所得区分と負担割合

70~74歳の人の医療費の自己負担割合は、収入や所得によって決まります。

■3割負担
70歳未満の人の自己負担割合は3割です。そこから「現役並みの所得者」というネーミングになったのかどうかは定かではありませんが、自己負担割合が3割の人とは、「70歳以上の国民健康保険被保険者(以下「高齢者」という)に住民税の課税所得が145万円以上ある人が1人でもいる世帯に属する人」です。

ただし、高齢者の収入が
  • 高齢者1人の場合は年収383万円
  • 2人以上の場合は合計の年収が520万円未満
の場合は、申請すると負担割合は3割から2割(昭和19年4月1日以前生まれの人と69歳までに1割負担だった人は1割)へと軽減されます。この場合の収入は、「年金収入額、給与収入額、不動産収入額、営業収入額など、必要経費や控除額を差し引く前の総収入の合計額」です。

■2割負担
前述の3割負担以外の人(下記参照)は2割負担になります。ただし、昭和19年4月1日以前生まれの人と69歳までに1割負担だった人は1割負担のままです。
  • 一般 : 「現役並みの所得者」「低所得者1」「低所得者2」以外の人
  • 低所得者2 : 同一世帯の全員が住民税非課税の人
  • 低所得者1 : 同一世帯の全員が住民税非課税で、その世帯のそれぞれの所得が必要経費・控除(年金の控除額は80万円とする)を差し引いたとき0円になる人 
なお、後期高齢者医療制度に属する75歳以上の人の医療費の自己負担割合を決める所得基準も、下の表のように70~74歳とほぼ同じです。
医療費自己負担割合の所得区分一覧表

3割負担の高齢者って、実際どのくらいいるのだろうか?


65歳以上の平均的な世帯収入は約258万円

リタイア後の世帯収入の多くは年金です。年金額が夫婦で520万円あるいは1人で383万円というレベルの年金を受給する人(夫婦)はそう多くはいません。

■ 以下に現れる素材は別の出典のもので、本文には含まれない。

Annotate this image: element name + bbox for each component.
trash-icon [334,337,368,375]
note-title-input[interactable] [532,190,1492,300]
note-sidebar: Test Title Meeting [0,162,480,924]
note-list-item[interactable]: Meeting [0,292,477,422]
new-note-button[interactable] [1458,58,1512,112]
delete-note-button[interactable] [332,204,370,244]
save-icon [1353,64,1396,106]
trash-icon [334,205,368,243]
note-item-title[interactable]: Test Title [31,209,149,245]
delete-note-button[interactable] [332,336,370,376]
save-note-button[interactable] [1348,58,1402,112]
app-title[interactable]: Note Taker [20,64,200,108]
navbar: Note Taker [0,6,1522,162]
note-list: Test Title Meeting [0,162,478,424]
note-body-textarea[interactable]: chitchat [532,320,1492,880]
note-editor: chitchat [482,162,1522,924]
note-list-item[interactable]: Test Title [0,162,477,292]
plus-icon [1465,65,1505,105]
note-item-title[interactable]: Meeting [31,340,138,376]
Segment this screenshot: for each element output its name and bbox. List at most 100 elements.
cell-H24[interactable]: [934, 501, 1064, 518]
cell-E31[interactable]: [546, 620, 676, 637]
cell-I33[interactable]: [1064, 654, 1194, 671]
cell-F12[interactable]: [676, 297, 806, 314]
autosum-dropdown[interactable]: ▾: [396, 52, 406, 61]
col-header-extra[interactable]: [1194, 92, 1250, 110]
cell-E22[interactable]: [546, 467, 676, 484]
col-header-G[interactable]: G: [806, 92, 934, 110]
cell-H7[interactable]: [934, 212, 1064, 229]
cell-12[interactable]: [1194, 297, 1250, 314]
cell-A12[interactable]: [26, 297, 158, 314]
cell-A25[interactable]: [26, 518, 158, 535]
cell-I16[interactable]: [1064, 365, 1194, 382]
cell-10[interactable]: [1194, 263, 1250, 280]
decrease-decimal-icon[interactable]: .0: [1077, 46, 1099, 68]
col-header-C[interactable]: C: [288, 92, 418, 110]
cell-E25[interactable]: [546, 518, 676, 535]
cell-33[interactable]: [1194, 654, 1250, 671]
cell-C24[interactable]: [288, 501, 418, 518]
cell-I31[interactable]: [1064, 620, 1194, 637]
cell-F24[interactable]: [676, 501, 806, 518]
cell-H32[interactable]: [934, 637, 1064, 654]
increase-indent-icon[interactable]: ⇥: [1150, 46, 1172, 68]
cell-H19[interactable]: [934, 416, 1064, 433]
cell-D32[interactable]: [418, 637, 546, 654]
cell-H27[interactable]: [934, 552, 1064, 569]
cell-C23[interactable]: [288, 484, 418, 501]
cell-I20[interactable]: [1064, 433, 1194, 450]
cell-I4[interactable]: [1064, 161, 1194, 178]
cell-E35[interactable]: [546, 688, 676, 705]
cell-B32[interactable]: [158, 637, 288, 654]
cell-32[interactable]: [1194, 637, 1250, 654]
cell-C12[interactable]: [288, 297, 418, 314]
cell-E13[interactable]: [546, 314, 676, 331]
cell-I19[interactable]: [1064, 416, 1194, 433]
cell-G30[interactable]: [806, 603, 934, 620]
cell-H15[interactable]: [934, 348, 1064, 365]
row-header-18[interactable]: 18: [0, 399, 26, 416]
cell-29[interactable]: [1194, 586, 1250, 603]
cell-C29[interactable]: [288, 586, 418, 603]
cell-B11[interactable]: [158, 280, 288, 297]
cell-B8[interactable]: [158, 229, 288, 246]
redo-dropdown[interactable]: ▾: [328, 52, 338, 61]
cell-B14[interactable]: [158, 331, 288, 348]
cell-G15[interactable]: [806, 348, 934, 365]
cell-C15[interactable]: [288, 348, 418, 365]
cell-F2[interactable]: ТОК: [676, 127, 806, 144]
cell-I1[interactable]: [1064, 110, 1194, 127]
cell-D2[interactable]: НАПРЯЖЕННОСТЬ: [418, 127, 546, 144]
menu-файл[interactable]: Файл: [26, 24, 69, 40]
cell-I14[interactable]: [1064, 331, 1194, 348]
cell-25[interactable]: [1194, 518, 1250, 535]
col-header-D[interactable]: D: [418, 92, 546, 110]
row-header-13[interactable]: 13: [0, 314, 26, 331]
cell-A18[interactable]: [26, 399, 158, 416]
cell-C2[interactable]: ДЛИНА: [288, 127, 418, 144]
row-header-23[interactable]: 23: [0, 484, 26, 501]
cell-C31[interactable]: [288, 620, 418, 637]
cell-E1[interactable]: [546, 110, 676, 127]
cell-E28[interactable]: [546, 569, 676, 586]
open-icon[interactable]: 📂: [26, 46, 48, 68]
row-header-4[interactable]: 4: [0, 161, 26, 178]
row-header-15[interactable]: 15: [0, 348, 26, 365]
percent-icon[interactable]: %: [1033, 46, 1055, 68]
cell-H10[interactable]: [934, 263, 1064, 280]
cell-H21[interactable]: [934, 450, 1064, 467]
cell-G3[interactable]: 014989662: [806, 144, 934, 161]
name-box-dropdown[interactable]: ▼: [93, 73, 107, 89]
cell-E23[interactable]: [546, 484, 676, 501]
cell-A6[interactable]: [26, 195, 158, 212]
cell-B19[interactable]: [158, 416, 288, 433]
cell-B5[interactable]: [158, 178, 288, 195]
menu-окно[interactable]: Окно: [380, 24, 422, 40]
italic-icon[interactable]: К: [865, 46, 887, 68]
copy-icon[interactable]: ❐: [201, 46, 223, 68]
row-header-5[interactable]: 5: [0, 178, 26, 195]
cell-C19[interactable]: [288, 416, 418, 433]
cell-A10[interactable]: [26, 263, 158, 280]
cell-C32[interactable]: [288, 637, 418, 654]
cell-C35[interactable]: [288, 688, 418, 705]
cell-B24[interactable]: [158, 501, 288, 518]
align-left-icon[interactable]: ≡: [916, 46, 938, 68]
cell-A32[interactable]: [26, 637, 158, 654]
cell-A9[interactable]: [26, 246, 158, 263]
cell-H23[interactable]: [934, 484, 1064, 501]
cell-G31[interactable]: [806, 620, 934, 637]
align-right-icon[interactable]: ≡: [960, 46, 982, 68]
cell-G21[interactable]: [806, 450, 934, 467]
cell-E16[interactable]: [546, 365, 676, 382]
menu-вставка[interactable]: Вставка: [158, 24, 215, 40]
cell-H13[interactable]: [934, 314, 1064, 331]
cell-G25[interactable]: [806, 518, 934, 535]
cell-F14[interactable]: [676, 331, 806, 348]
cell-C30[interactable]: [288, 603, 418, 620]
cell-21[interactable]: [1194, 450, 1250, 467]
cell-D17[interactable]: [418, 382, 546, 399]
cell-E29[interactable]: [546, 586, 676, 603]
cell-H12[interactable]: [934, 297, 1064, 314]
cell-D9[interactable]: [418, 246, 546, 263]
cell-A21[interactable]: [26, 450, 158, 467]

総務省「平成25年家計調査(家計収支編)」によると、高齢夫婦無職世帯(夫65歳以上、妻60歳以上の夫婦のみの無職世帯)の平均月収は約21万5000円(年収約258万円)です。ということは、平成26年4月2日以降に70歳になる人の医療費の負担割合は「70歳まで3割、70歳~74歳は2割」と考えてもよさそうです。もちろん、申請を忘れないように!

なお、平成27年8月から、介護保険サービス利用費の個人負担割合が1割から2割に引き上げられる予定です。社会保障費の急増対策として「高齢者も応分の負担を」と言われ続けていましたが、どうやら現実のものとなりそうです。